Biología · Inmunización y vacunas · Andalucía · 2021
Ejercicio resuelto de Inmunización y vacunas · Biología · 2021
Es frecuente que personas vacunadas frente a una enfermedad infecciosa durante la infancia no presenten anticuerpos frente a la misma después de algunos años. Justifique las respuestas.
a) ¿Quiere decir esto necesariamente que han perdido la inmunidad frente a esa enfermedad? [0,5 puntos]
b) Si inyectamos el antígeno del agente infeccioso a un grupo de personas y se deja transcurrir una semana, ¿cómo se podría distinguir entre las personas que fueron vacunadas con anterioridad y las que no mediante un análisis de sangre? [0,5 puntos]
Solución
No, en absoluto. La ausencia de anticuerpos circulantes no equivale a la pérdida de la inmunidad.
Los anticuerpos los producen las células plasmáticas, que tienen una vida muy corta, de unos pocos días.

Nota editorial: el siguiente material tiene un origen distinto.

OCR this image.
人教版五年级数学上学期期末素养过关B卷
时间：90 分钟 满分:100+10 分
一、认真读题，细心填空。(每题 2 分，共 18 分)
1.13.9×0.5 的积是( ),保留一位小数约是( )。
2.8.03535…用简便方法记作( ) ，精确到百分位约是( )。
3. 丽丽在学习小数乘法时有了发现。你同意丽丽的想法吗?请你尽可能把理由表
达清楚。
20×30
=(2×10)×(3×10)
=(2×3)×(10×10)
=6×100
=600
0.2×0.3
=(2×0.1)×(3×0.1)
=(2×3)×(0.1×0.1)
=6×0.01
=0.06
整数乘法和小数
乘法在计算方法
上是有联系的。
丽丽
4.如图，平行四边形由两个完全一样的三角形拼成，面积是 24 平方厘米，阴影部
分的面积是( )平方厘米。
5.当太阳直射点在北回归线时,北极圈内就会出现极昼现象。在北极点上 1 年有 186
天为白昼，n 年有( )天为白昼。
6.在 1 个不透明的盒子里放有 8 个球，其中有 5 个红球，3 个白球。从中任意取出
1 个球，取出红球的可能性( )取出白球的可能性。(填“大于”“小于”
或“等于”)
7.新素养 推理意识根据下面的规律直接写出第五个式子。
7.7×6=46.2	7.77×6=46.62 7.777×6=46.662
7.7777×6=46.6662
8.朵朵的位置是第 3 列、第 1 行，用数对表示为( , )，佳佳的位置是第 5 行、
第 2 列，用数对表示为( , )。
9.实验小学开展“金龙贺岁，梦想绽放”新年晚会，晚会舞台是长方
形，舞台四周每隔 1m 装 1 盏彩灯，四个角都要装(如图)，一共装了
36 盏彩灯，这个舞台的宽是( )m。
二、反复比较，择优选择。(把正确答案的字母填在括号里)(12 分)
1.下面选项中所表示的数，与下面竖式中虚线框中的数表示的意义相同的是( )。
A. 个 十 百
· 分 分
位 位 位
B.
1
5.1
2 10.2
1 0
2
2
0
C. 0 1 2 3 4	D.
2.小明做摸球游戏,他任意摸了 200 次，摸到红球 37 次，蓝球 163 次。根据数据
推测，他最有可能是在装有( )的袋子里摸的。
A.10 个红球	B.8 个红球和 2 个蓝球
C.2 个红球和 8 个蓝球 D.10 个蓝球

Terminada la respuesta, esas células desaparecen y los anticuerpos que dejaron en la sangre se van degradando, de manera que al cabo de años su concentración puede caer por debajo del límite de detección. Eso es lo normal y no significa nada por sí solo.
Lo que confiere la protección duradera no son los anticuerpos, sino los linfocitos de memoria, tanto B como T, que se generaron durante la vacunación y que permanecen circulando durante años, incluso toda la vida, sin producir anticuerpos. Si el patógeno aparece, se activan de inmediato y desencadenan una respuesta secundaria rápida e intensa que lo elimina antes de que la enfermedad llegue a declararse.
La persona sigue, por tanto, inmunizada, aunque su análisis dé negativo.
Bastaría con medir a los siete días la concentración de anticuerpos en sangre y determinar de qué clase son, porque unos y otros habrán respondido de manera muy distinta.
Las personas vacunadas con anterioridad conservan linfocitos de memoria, así que su respuesta es secundaria: se activa casi sin período de latencia y a los siete días ya presentan una concentración alta de anticuerpos, predominantemente del tipo IgG.
Las que no fueron vacunadas se enfrentan al antígeno por primera vez y su respuesta es primaria: necesita varios días para que el antígeno sea captado y presentado y para que los linfocitos B específicos proliferen. A los siete días su concentración de anticuerpos será muy baja o apenas detectable, y los pocos que haya serán de tipo IgM.
La diferencia, tanto en cantidad como en clase de inmunoglobulina, es lo bastante marcada como para separar sin ambigüedad a los dos grupos. Este es, de hecho, el fundamento de las pruebas serológicas que determinan si una persona está inmunizada.